CD-Kritik Zur Startseite

The Prodigy

Fat of the Land

(Intercord)

Wenige Alben wurden im Sommer so begierig erwartet wie die jüngste Scheibe von "The Prodigy" - war es doch schon einige Zeit her, daß die englische Band mit "Music for the jilted Generation" die Szene in Aufruhr versetzt hatte. Mastermind Liam Howlett arbeitete über ein Jahr an der Scheibe, und: Es hat sich gelohnt. "Smack my bitch up", "Breathe" und "Firestarter" sind, mittlerweile ein halbes Jahr später, zu Hits geworden, gehören zum Standardrepertoire jedes Prodigy-Fans.
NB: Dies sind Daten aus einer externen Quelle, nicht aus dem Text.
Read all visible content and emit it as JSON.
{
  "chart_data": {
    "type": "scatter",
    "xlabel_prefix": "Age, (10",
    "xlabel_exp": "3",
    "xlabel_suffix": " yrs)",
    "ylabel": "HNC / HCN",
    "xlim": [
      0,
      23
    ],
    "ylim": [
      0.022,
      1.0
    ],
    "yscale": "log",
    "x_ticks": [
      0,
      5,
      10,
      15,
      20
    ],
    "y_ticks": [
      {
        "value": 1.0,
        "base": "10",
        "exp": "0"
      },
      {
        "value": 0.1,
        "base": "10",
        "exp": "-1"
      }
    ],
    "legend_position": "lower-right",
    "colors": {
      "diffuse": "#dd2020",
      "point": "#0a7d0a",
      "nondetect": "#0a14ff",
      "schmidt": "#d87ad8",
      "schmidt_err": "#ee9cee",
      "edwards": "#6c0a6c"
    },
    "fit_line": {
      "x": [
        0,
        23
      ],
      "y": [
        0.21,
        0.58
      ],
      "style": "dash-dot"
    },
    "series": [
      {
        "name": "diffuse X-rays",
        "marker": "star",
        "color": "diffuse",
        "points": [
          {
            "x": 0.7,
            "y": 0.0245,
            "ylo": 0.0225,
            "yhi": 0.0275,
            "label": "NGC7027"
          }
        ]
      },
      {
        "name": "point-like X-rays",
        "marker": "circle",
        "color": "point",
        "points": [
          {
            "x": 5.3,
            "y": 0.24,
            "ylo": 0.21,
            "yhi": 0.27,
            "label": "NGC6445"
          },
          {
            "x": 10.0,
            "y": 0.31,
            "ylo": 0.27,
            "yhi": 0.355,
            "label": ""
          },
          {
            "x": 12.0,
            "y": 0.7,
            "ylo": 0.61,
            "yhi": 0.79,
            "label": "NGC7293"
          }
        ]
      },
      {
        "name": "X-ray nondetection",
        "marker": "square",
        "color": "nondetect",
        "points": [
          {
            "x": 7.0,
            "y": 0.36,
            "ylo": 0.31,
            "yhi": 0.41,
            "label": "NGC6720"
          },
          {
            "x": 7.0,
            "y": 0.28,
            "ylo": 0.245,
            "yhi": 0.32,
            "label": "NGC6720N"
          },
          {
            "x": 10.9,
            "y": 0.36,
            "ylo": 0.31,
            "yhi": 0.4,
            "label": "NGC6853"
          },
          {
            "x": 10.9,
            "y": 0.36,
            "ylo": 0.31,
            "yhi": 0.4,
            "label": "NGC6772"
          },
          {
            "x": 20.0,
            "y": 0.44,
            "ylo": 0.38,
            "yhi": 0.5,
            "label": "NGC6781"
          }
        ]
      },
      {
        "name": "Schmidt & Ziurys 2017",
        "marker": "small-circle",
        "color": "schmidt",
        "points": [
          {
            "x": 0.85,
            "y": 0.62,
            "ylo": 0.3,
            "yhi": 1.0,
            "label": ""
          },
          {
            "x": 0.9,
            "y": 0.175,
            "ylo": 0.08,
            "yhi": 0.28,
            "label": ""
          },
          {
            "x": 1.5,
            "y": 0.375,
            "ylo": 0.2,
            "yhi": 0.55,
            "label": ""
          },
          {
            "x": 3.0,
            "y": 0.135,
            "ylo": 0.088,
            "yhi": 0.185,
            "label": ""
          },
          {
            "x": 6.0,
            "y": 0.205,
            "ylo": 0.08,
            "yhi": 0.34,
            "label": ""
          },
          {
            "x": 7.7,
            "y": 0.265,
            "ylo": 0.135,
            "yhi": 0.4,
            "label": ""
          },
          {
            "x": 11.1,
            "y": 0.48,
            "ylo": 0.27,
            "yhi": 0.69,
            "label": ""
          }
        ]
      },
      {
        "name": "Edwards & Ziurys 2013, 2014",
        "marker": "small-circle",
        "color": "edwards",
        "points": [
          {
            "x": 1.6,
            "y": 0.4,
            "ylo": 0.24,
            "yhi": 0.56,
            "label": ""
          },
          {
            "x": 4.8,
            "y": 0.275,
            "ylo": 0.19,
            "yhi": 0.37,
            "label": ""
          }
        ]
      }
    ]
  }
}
Musikalisch überzeugt das Album mit einem fulminanten Mix aus Dance, Jungle, Rock und Hip-Hop, den "The Prodigy" so leicht keiner nachmacht. Die Jungs haben sich wie ein gigantischer Schwamm allen Musikrichtungen bedient, um sie gleichermaßen wie ein großer Schwamm aufzusaugen. Was der CD-Player dann wieder ausspuckt - falls man die richtige Balance zwischen den Höhen und Tiefen beziehungsweise die optimale Lautstärke findet -, ist ein höchst intelligenter Mix, der Spaß macht, ins Blut geht und zum Tanzen animiert. Neben oben genannten Hits finden sich auch Überraschungen wie Ausflüge in das Psychedelische ("Narayan", "Climbatize") auf der CD, die so gar nicht in das Image der bösen Buben aus England passen.

Schwächere Live-Auftritte in letzter Zeit, bei denen die Lautstärke und die entsprechenden Baßwellen schier alles überfluteten, können nicht darüber hinwegtäuschen, wie filigran und intelligent die Band zu Werke geht. "The Fat of the Land" ist eine der wichtigsten Platten diesen Jahres; von einer Band, die den Höhepunkt ihrer Kreativität erreicht hat. Und außerdem: DER definitive Soundtrack für lange, dunkle Fahrten auf Autobahnen und Landstraßen!